La nuova, sempre la nuova. Sempre in un altro posto, senza conoscere nessuno, senza sapere cosa fare. La bambina annuisce, l'espressione sul suo volto ancora sconvolta dalla paura. I compagni che la circondano sorridono invece, curiosi. La invitano a entrare, le mostrano il suo banco —quello disposto diversamente dagli altri— e qualcuno ha persino la gentilezza di scusarsi per la posizione.

La bambina riesce finalmente a sorridere, imbarazzata, ed è con sollievo che accoglie l'arrivo dell'insegnante, non gradendo troppo l'attenzione rivoltale dai compagni, che spinti dalla curiosità stavano già lanciando le prime domande sul trasferimento.

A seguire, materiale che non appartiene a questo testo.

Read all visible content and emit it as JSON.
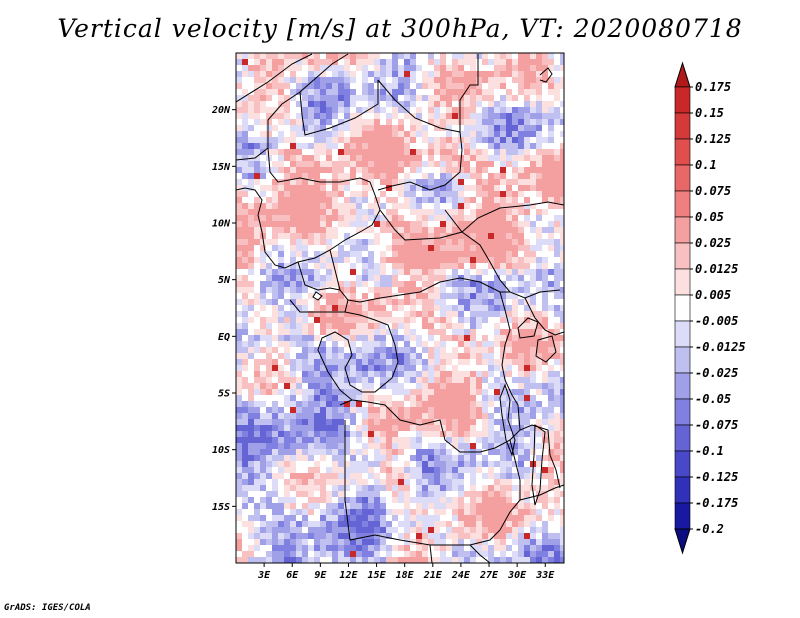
{
  "title": "Vertical velocity [m/s] at 300hPa, VT: 2020080718",
  "credit": "GrADS: IGES/COLA",
  "map": {
    "lon_range": [
      0,
      35
    ],
    "lat_range": [
      -20,
      25
    ],
    "lat_ticks": [
      {
        "value": 20,
        "label": "20N"
      },
      {
        "value": 15,
        "label": "15N"
      },
      {
        "value": 10,
        "label": "10N"
      },
      {
        "value": 5,
        "label": "5N"
      },
      {
        "value": 0,
        "label": "EQ"
      },
      {
        "value": -5,
        "label": "5S"
      },
      {
        "value": -10,
        "label": "10S"
      },
      {
        "value": -15,
        "label": "15S"
      }
    ],
    "lon_ticks": [
      {
        "value": 3,
        "label": "3E"
      },
      {
        "value": 6,
        "label": "6E"
      },
      {
        "value": 9,
        "label": "9E"
      },
      {
        "value": 12,
        "label": "12E"
      },
      {
        "value": 15,
        "label": "15E"
      },
      {
        "value": 18,
        "label": "18E"
      },
      {
        "value": 21,
        "label": "21E"
      },
      {
        "value": 24,
        "label": "24E"
      },
      {
        "value": 27,
        "label": "27E"
      },
      {
        "value": 30,
        "label": "30E"
      },
      {
        "value": 33,
        "label": "33E"
      }
    ]
  },
  "colorbar": {
    "levels": [
      "0.175",
      "0.15",
      "0.125",
      "0.1",
      "0.075",
      "0.05",
      "0.025",
      "0.0125",
      "0.005",
      "-0.005",
      "-0.0125",
      "-0.025",
      "-0.05",
      "-0.075",
      "-0.1",
      "-0.125",
      "-0.175",
      "-0.2"
    ],
    "colors": [
      "#b01a1a",
      "#c82828",
      "#d43a3a",
      "#e04e4e",
      "#e86868",
      "#f08080",
      "#f4a0a0",
      "#f8c0c0",
      "#fce0e0",
      "#ffffff",
      "#dcdcf8",
      "#c0c0f0",
      "#a0a0e8",
      "#8080e0",
      "#6464d4",
      "#4848c8",
      "#3030b8",
      "#1818a0",
      "#0c0c80"
    ]
  }
}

L'ingresso della professoressa, in concomitanza con il suono della campana, porta un'istantanea, per quanto tesa, pace nella classe. I ragazzini tornano ciascuno al proprio posto, aspettano in silenzio ed in piedi che la professoressa raggiunga la cattedra, rispondono in coro al saluto della donna, quindi si siedono in un gran fracasso di sedie che si spostano, al quale la professoressa risponde con uno sguardo indignato, ma silenzioso.

È solo a questo punto che la donna sembra accorgersi della bambina. La fissa intensamente, con un cipiglio che ad Adele pare minaccioso e che presto si scioglie in quello che dovrebbe forse essere un sorriso, ma che alla bambina sembra piuttosto un ghigno malevolo, forse per le rughe che l'età ha inciso sul volto della donna.

Le parole con cui la professoressa la introduce alla classe sono brevi, anonime, e se pure vorrebbero suonare accoglienti, (incluso l'augurio «che tu possa ambientarti velocemente») finiscono quasi con il risuonare come una minaccia, dovesse Adele ritrovarsi troppo indietro con gli studi, piuttosto che un incoraggiamento.

Sbrigata la formalità, la professoressa procede quindi con l'appello. Sentirsi chiamare per nome e cognome è per la bambina una sgradevole sorpresa. Quel ricordo della sua famiglia d'origine le sembra fuori luogo, memoria dolorosamente inutile della cesura ancora fresca. È come se il mondo insistesse sadicamente su quell'indesiderato distacco, per riportarglielo alla mente nei momenti più inopportuni dopo settimane in cui distrazioni le avevano portato sollievo, seppur superficiale. Nuovamente quel nodo allo stomaco.

Nel rispondere “presente”, alzando la mano, nonostante sia inutile, vista l'introduzione, sente lei stessa la voce che le trema, nell'angoscia del ricordo, sensazione amplificata dalla sensazione di avere su di sé non solo gli occhi vigili della professoressa, ma anche quelli curiosi di tutti i suoi compagni.

Sanno? Non sanno? Quanto o cosa sanno? La bambina prova quasi orrore all'idea di doversi trovare a fronteggiare un torrente di domande sui come e perché del suo trasferimento, ed il timore di venirne sommersa, così come il dolore per i ricordi riaffiorati, le rendono difficile concentrarsi sulla lezione, finalmente incominciata.

La voce della professoressa le rimbomba nella testa, senza per questo trovarvi appiglio, dandole quasi un senso fisico di fastidio, che non fa altro che metterla ancora più a disagio. Vorrebbe potersi alzare per correre in bagno a sfogare in pianto la tensione che le cresce dentro; si agita sulla sedia, sentendosi sempre al centro dell'attenzione, nonostante i compagni siano in realtà molto più presi dalle domande che la professoressa inframezza a sorpresa nelle proprie spiegazioni, come a saggiare quanto la classe abbia dimenticato delle lezioni precedenti.